Bilayer Cuprate Antiferromagnets Enable Programmable Cavity Optomagnonics
Tahereh Sadat Parvini
Published: 2025/9/21
Abstract
Hybrid platforms that couple microwave photons to collective spin excitations offer promising routes for coherent information processing, yet conventional magnets face inherent trade-offs among coupling strength, coherence, and tunability. We demonstrate that bilayer cuprate antiferromagnets, exemplified by YBa2Cu3O6+x, provide an alternative approach enabled by their unique magnon spectrum. Using a neutron-constrained bilayer spin model, we obtain the complete Gamma-point spectrum and identify an in-plane acoustic alpha mode that remains gapless and Zeeman-linear, alongside an in-plane optical beta mode stabilized by weak anisotropy whose frequency can be tuned from the gigahertz to terahertz range. When coupled to a single-mode microwave cavity, these modes create two distinct channels with a magnetically tunable alpha-photon interaction and a nearly field-independent beta-photon interaction. This asymmetric behavior enables continuous, single-parameter control spanning from dispersive to strong coupling regimes.
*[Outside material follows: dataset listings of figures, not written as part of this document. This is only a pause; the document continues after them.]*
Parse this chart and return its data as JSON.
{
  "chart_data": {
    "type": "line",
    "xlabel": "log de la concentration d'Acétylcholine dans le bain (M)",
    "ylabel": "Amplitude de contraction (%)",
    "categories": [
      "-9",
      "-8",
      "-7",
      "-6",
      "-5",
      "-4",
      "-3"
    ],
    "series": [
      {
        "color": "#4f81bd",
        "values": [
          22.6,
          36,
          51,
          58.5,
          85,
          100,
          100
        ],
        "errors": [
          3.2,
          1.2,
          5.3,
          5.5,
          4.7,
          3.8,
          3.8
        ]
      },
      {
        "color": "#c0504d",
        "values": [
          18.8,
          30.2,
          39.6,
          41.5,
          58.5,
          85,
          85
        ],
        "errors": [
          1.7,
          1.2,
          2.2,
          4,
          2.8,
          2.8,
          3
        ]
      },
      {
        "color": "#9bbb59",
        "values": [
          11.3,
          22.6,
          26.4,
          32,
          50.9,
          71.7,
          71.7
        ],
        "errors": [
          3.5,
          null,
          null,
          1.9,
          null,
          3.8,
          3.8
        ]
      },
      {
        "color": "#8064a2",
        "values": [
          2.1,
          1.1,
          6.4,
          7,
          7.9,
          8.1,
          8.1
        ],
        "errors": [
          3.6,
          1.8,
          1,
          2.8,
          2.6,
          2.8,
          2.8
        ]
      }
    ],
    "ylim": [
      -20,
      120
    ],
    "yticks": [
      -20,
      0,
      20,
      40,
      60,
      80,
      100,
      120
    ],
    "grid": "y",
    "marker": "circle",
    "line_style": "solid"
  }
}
In the dispersive limit, our analysis reveals cavity-mediated magnon-magnon coupling, while near triple resonance the normal modes reorganize into bright and dark superpositions governed by a single collective energy scale. The calculated transmission exhibits vacuum-Rabi splittings, dispersive shifts, and Fano-like lineshapes that provide concrete experimental benchmarks and suggest potential for programmable filtering and coherent state transfer across the gigahertz-terahertz frequency range if realized experimentally with suitable interfaces.